Her work is shaped by materials that carry lived history: historic sports floors, Venetian lagoon wood, architectural fragments, old furniture parts and carefully collected offcuts. In her practice, fragments are never leftovers. Each piece is treated as a valuable resource — holding the energy of many hands, many lives, many earlier paths.

Rather than hiding these origins, the material subtly informs the final form. What emerges are objects that often feel almost figural: small beings or quiet architectural miniatures — clear, tactile, and full of presence. They carry stories not as nostalgia, but as something that continues to live on.

MÖBELHAUEREI stands for a considered approach to reuse, where material is not a concept, but an active part of the design process. The result is furniture that feels grounded and refined at once — transforming what already exists into something distinctly new, with a sense of character, humour, and calm resilience.

23. Boesesundblaues

Website: boesesundblaues.de
Website: exponuevo.de
Instagram: @derblaueZeichner

Boesesundblaues, by Friedhelm Maria Leistner, creates quirky animal paintings in antique gold frames, hand painted clothing and small sculptures made from found materials. The work carries humor, memory and visible traces of history.
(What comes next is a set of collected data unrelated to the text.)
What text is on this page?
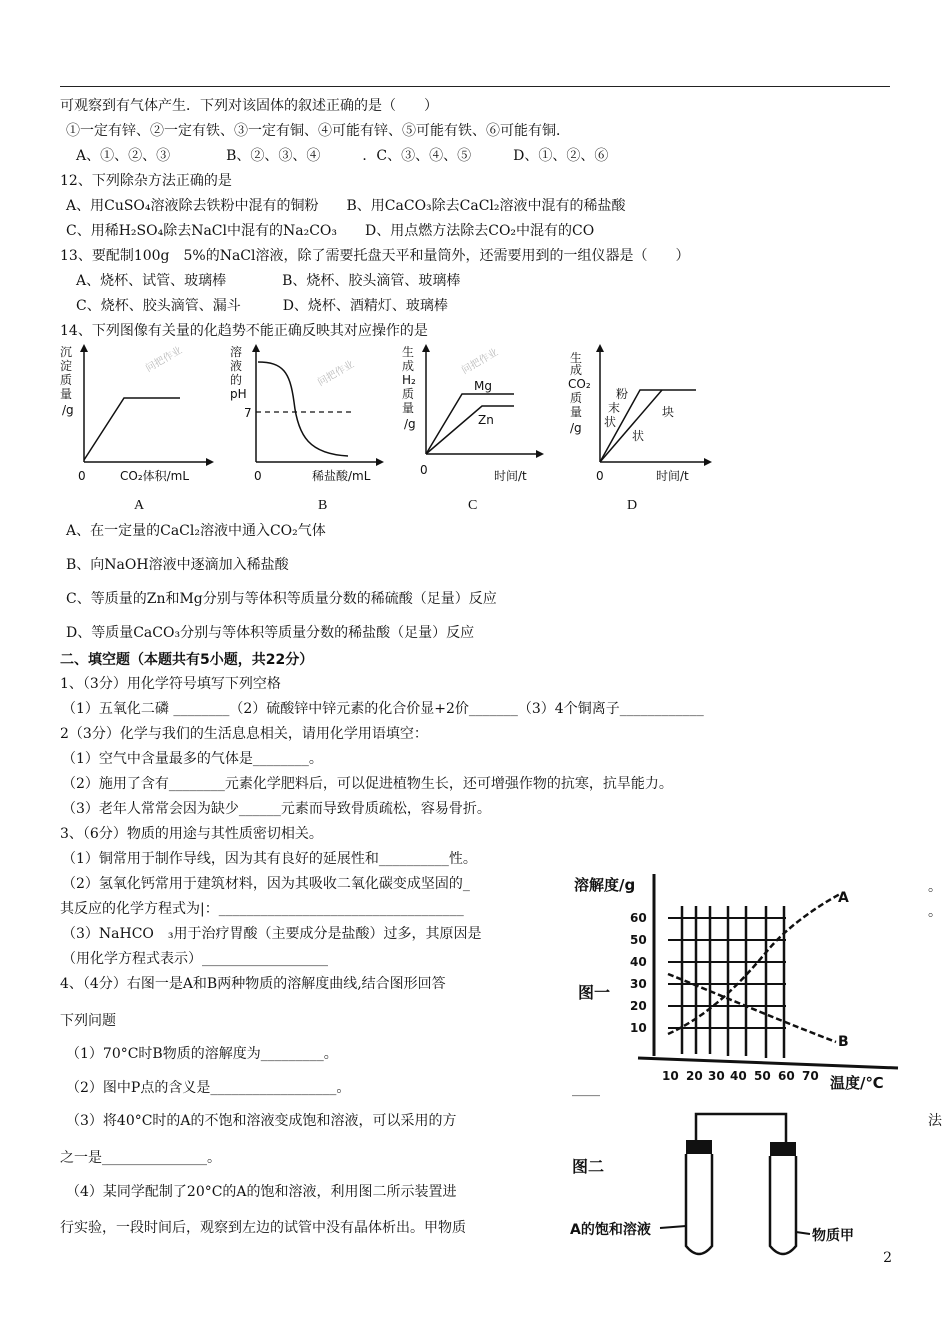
可观察到有气体产生．下列对该固体的叙述正确的是（　　）
①一定有锌、②一定有铁、③一定有铜、④可能有锌、⑤可能有铁、⑥可能有铜．
A、①、②、③　　　　B、②、③、④　　　．C、③、④、⑤　　　D、①、②、⑥
12、下列除杂方法正确的是
A、用CuSO₄溶液除去铁粉中混有的铜粉　　B、用CaCO₃除去CaCl₂溶液中混有的稀盐酸
C、用稀H₂SO₄除去NaCl中混有的Na₂CO₃　　D、用点燃方法除去CO₂中混有的CO
13、要配制100g　5%的NaCl溶液，除了需要托盘天平和量筒外，还需要用到的一组仪器是（　　）
A、烧杯、试管、玻璃棒　　　　B、烧杯、胶头滴管、玻璃棒
C、烧杯、胶头滴管、漏斗　　　D、烧杯、酒精灯、玻璃棒
14、下列图像有关量的化趋势不能正确反映其对应操作的是
沉
淀
质
量
/g
0	CO₂体积/mL
问把作业	溶
液
的
pH
7
0	稀盐酸/mL
问把作业
生
成
H₂
质
量
/g
Mg
Zn
0	时间/t
问把作业	生
成
CO₂
质
量
/g
粉
末
状
块
状
0	时间/t
A	B	C	D
A、在一定量的CaCl₂溶液中通入CO₂气体
B、向NaOH溶液中逐滴加入稀盐酸
C、等质量的Zn和Mg分别与等体积等质量分数的稀硫酸（足量）反应
D、等质量CaCO₃分别与等体积等质量分数的稀盐酸（足量）反应
二、填空题（本题共有5小题，共22分）
1、（3分）用化学符号填写下列空格
（1）五氧化二磷 ________（2）硫酸锌中锌元素的化合价显+2价_______（3）4个铜离子____________
2（3分）化学与我们的生活息息相关，请用化学用语填空：
（1）空气中含量最多的气体是________。
（2）施用了含有________元素化学肥料后，可以促进植物生长，还可增强作物的抗寒，抗旱能力。
（3）老年人常常会因为缺少______元素而导致骨质疏松，容易骨折。
3、（6分）物质的用途与其性质密切相关。
（1）铜常用于制作导线，因为其有良好的延展性和__________性。
（2）氢氧化钙常用于建筑材料，因为其吸收二氧化碳变成坚固的_
其反应的化学方程式为|：___________________________________
（3）NaHCO　₃用于治疗胃酸（主要成分是盐酸）过多，其原因是
（用化学方程式表示）__________________
4、（4分）右图一是A和B两种物质的溶解度曲线,结合图形回答
下列问题
（1）70°C时B物质的溶解度为_________。
（2）图中P点的含义是__________________。
（3）将40°C时的A的不饱和溶液变成饱和溶液，可以采用的方
之一是_______________。
（4）某同学配制了20°C的A的饱和溶液，利用图二所示装置进
行实验，一段时间后，观察到左边的试管中没有晶体析出。甲物质
。
。
法
____
溶解度/g
图一
60
50
40
30
20
10
10 20 30 40 50 60 70 温度/℃
A
B
图二
A的饱和溶液	物质甲
2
Under the label Böses und Blaues, filmmaker, designer, and artist Friedhelm Maria Leistner presents internationally acclaimed humorous drawings and paintings.

Creating something new out of something old has always been a core concept of his professional and artistic practice. He works exclusively with antique gold frames, often uses old fabrics as painting surfaces, and transforms objects into small, lovable monsters with the help of toy eyes.

Here, for the first time, he paints and prints clothing with his humorous motifs and turns old glass into unique pieces through engraved illustrations.

Conclusion: Berlin Upcycling as a Living Circular Culture

Rare Berlin, Reuse Superstore Bikini Berlin and Pop Upcycling Schönhauser Arcaden show that sustainable design can be generous, emotional and full of imagination. Together, these spaces create a living map of Berlin’s upcycling culture, where discarded materials become garments, objects, artworks and stories.

This is not only circular economy in theory. It is circular economy in action, made by hands, communities and independent designers who believe that the future of fashion and design already exists in what we choose not to throw away.